On 26 June 1945, fifty nations signed the Charter of the United Nations in San Francisco. Eighty years later, to the day, the Organization counts 193 Member States. It remains the only universal framework where all peoples speak to one another. This anniversary calls for more than commemoration. It calls for an examination of conscience.
The diagnosis is well known. The world faces 56 active armed conflicts, a level unseen since 1945. Distrust of international institutions is growing. The architecture born of the Second World War struggles to answer the crises of the twenty-first century: climate disruption, the debt of developing countries, digital divides, regional wars. Many conclude that the system has run its course.
Against this backdrop, President Macky Sall delivers a constant message: the Charter is not the problem. It is the compass. Its principles retain their full force: the sovereign equality of States, the peaceful settlement of disputes, the dignity of the human person. What has aged are the mechanisms. What must change are the practices.
The task, therefore, is not to destroy the architecture of 1945 but to rebuild it on its own foundations. This is the line President Macky Sall set out in March 2026 in his platform "Renewing multilateralism for a better world". The text proposes a method: a more representative Security Council, stronger preventive diplomacy, reformed development financing, an Organization closer to the peoples it serves. It is presented in his vision.

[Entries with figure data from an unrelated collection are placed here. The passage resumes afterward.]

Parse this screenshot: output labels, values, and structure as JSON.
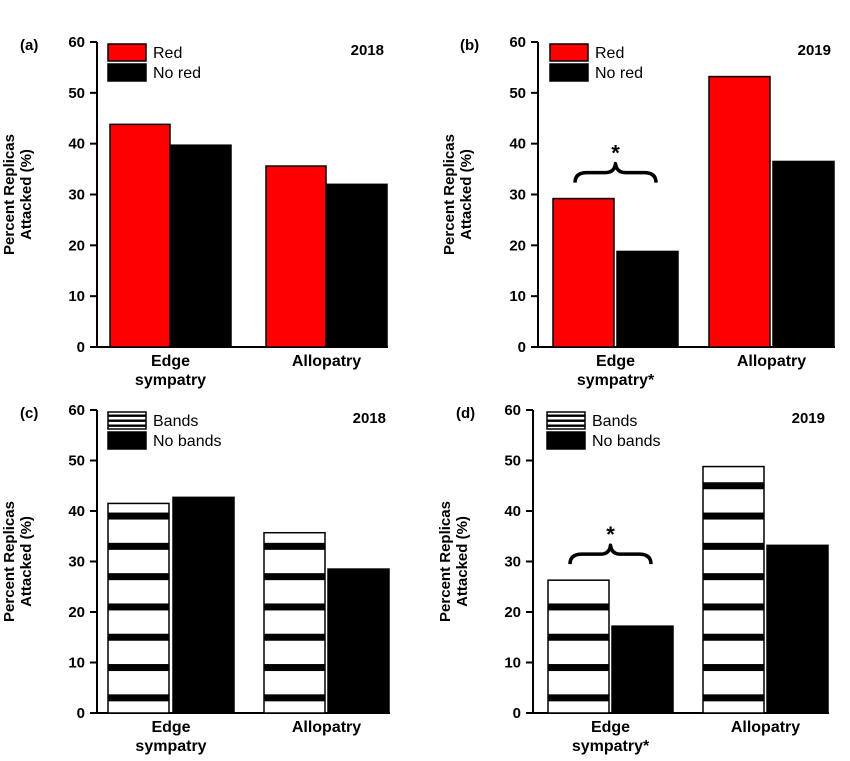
{
  "chart_data": [
    {
      "type": "bar",
      "panel": "(a)",
      "year": "2018",
      "ylabel": [
        "Percent Replicas",
        "Attacked (%)"
      ],
      "ylim": [
        0,
        60
      ],
      "yticks": [
        0,
        10,
        20,
        30,
        40,
        50,
        60
      ],
      "categories": [
        [
          "Edge",
          "sympatry"
        ],
        [
          "Allopatry"
        ]
      ],
      "series": [
        {
          "name": "Red",
          "values": [
            43.8,
            35.6
          ],
          "style": "solid",
          "color": "#ff0000"
        },
        {
          "name": "No red",
          "values": [
            39.7,
            32.0
          ],
          "style": "solid",
          "color": "#000000"
        }
      ],
      "significance": null
    },
    {
      "type": "bar",
      "panel": "(b)",
      "year": "2019",
      "ylabel": [
        "Percent Replicas",
        "Attacked (%)"
      ],
      "ylim": [
        0,
        60
      ],
      "yticks": [
        0,
        10,
        20,
        30,
        40,
        50,
        60
      ],
      "categories": [
        [
          "Edge",
          "sympatry*"
        ],
        [
          "Allopatry"
        ]
      ],
      "series": [
        {
          "name": "Red",
          "values": [
            29.2,
            53.2
          ],
          "style": "solid",
          "color": "#ff0000"
        },
        {
          "name": "No red",
          "values": [
            18.8,
            36.5
          ],
          "style": "solid",
          "color": "#000000"
        }
      ],
      "significance": {
        "category": 0,
        "label": "*"
      }
    },
    {
      "type": "bar",
      "panel": "(c)",
      "year": "2018",
      "ylabel": [
        "Percent Replicas",
        "Attacked (%)"
      ],
      "ylim": [
        0,
        60
      ],
      "yticks": [
        0,
        10,
        20,
        30,
        40,
        50,
        60
      ],
      "categories": [
        [
          "Edge",
          "sympatry"
        ],
        [
          "Allopatry"
        ]
      ],
      "series": [
        {
          "name": "Bands",
          "values": [
            41.5,
            35.7
          ],
          "style": "banded",
          "color": "#ffffff"
        },
        {
          "name": "No bands",
          "values": [
            42.7,
            28.5
          ],
          "style": "solid",
          "color": "#000000"
        }
      ],
      "significance": null
    },
    {
      "type": "bar",
      "panel": "(d)",
      "year": "2019",
      "ylabel": [
        "Percent Replicas",
        "Attacked (%)"
      ],
      "ylim": [
        0,
        60
      ],
      "yticks": [
        0,
        10,
        20,
        30,
        40,
        50,
        60
      ],
      "categories": [
        [
          "Edge",
          "sympatry*"
        ],
        [
          "Allopatry"
        ]
      ],
      "series": [
        {
          "name": "Bands",
          "values": [
            26.3,
            48.8
          ],
          "style": "banded",
          "color": "#ffffff"
        },
        {
          "name": "No bands",
          "values": [
            17.2,
            33.2
          ],
          "style": "solid",
          "color": "#000000"
        }
      ],
      "significance": {
        "category": 0,
        "label": "*"
      }
    }
  ]
}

The anniversary coincides with a moment of truth. In 2026, Member States will choose the next Secretary-General of the United Nations. The mandate begins on 1 January 2027. The generation making that choice bears a particular responsibility: to entrust the Organization to leadership able to reconcile it with its founding promise, "to save succeeding generations from the scourge of war".
President Macky Sall approaches this milestone with gravity and confidence. A former Head of State, a former Chairperson of the African Union and a tested mediator in several crises, he knows the value of compromise and the price of peace. His record has prepared him for the task. Eighty years after San Francisco, his commitment holds in one sentence: remain faithful to the spirit of the Charter while giving the United Nations the means of its century.